Помолчал, посопел сердито. Потом спросил:

– Слушай, Леш, а тебе не кажется, что Господь Бог вершит этот свой Страшный суд несколько однобоко?

– То есть?..

– Что ж он только по одной заповеди-то карает? – Кирюша был явно не на шутку раздосадован непоследовательностью Господа Бога. – А остальные девять?..

– Н-ну… – Такая постановка вопроса, честно сказать, весьма озадачила Колодникова. – Сначала по одной… Потом, наверное, по остальным… – с диковатой улыбкой предположил он – и замолчал, моргая.

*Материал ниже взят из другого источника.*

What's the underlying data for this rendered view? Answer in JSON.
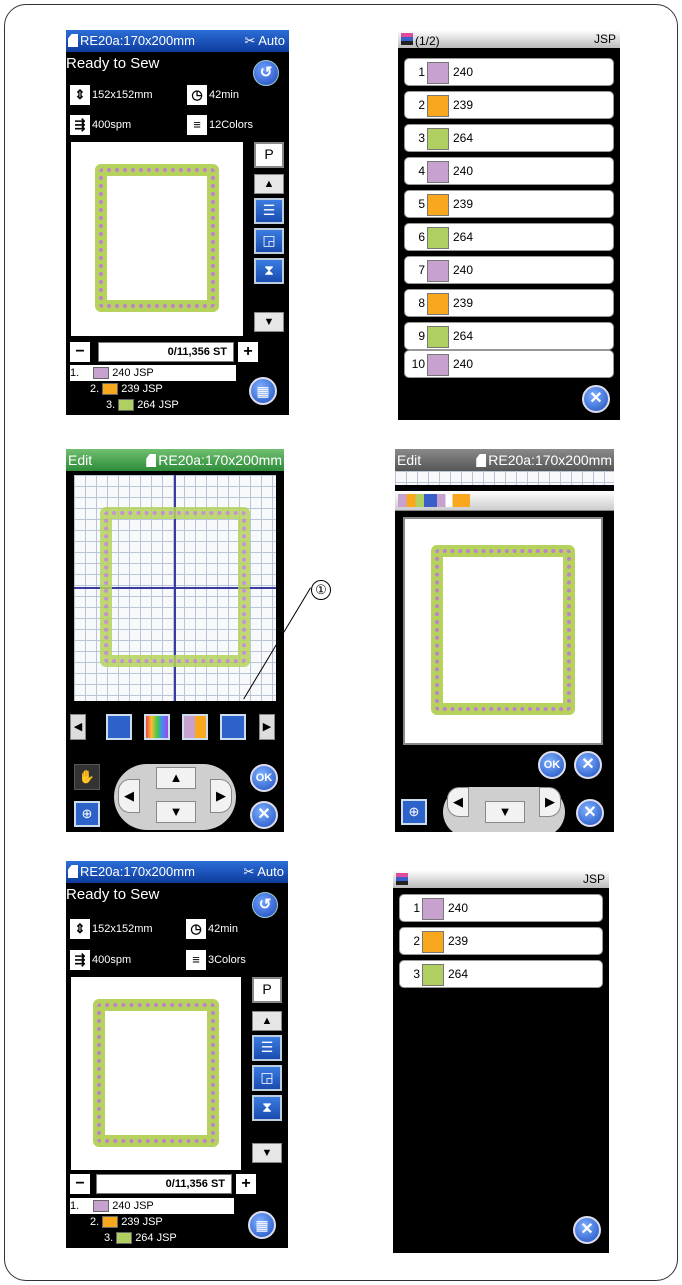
{
  "colors": {
    "lavender": "#c8a2cf",
    "orange": "#f9a71d",
    "green": "#afd060",
    "accent": "#1f55c5"
  },
  "screen_sew_1": {
    "hoop": "RE20a:170x200mm",
    "auto": "Auto",
    "status": "Ready to Sew",
    "size": "152x152mm",
    "time": "42min",
    "speed": "400spm",
    "colors": "12Colors",
    "stitch_count": "0/11,356 ST",
    "color_list": [
      {
        "num": "1.",
        "label": "240 JSP"
      },
      {
        "num": "2.",
        "label": "239 JSP"
      },
      {
        "num": "3.",
        "label": "264 JSP"
      }
    ]
  },
  "screen_list_1": {
    "page": "(1/2)",
    "brand": "JSP",
    "items": [
      {
        "n": "1",
        "code": "240",
        "color": "lavender"
      },
      {
        "n": "2",
        "code": "239",
        "color": "orange"
      },
      {
        "n": "3",
        "code": "264",
        "color": "green"
      },
      {
        "n": "4",
        "code": "240",
        "color": "lavender"
      },
      {
        "n": "5",
        "code": "239",
        "color": "orange"
      },
      {
        "n": "6",
        "code": "264",
        "color": "green"
      },
      {
        "n": "7",
        "code": "240",
        "color": "lavender"
      },
      {
        "n": "8",
        "code": "239",
        "color": "orange"
      },
      {
        "n": "9",
        "code": "264",
        "color": "green"
      },
      {
        "n": "10",
        "code": "240",
        "color": "lavender"
      }
    ]
  },
  "screen_edit": {
    "title": "Edit",
    "hoop": "RE20a:170x200mm",
    "callout": "①"
  },
  "screen_edit_dialog": {
    "title": "Edit",
    "hoop": "RE20a:170x200mm"
  },
  "screen_sew_2": {
    "hoop": "RE20a:170x200mm",
    "auto": "Auto",
    "status": "Ready to Sew",
    "size": "152x152mm",
    "time": "42min",
    "speed": "400spm",
    "colors": "3Colors",
    "stitch_count": "0/11,356 ST",
    "color_list": [
      {
        "num": "1.",
        "label": "240 JSP"
      },
      {
        "num": "2.",
        "label": "239 JSP"
      },
      {
        "num": "3.",
        "label": "264 JSP"
      }
    ]
  },
  "screen_list_2": {
    "brand": "JSP",
    "items": [
      {
        "n": "1",
        "code": "240",
        "color": "lavender"
      },
      {
        "n": "2",
        "code": "239",
        "color": "orange"
      },
      {
        "n": "3",
        "code": "264",
        "color": "green"
      }
    ]
  },
  "icons": {
    "back": "↺",
    "clock": "◷",
    "presser": "P",
    "up": "▲",
    "down": "▼",
    "left": "◀",
    "right": "▶",
    "plus": "+",
    "minus": "−",
    "close": "✕",
    "ok": "OK",
    "zoom": "⊕",
    "grid": "▦",
    "hand": "✋"
  }
}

– Оч-чень интересно… – язвительно молвил Кирюша. – Это что же тогда выходит? За убийство – сам будешь убит, а за прелюбодеяние?.. Жена, что ли, гульнет? А если холостой?

– Н-ну… – сказал Алексей. – Не знаю.

– И потом! – сквозь зубы продолжал Кирюша. – «Не убий» – согласен!.. Вот они, скрижали, вот она, заповедь! Но где это слыхано – за мордобой карать?.. Да не было никогда в жизни такой заповеди – «Не бей»!.. Или как это будет по-церковному? «Не бий»?..

Секунд пять прошло в растерянном молчании.

– Так что ты хочешь… сказать-то?.. – осторожно прокашлявшись, спросил Колодников.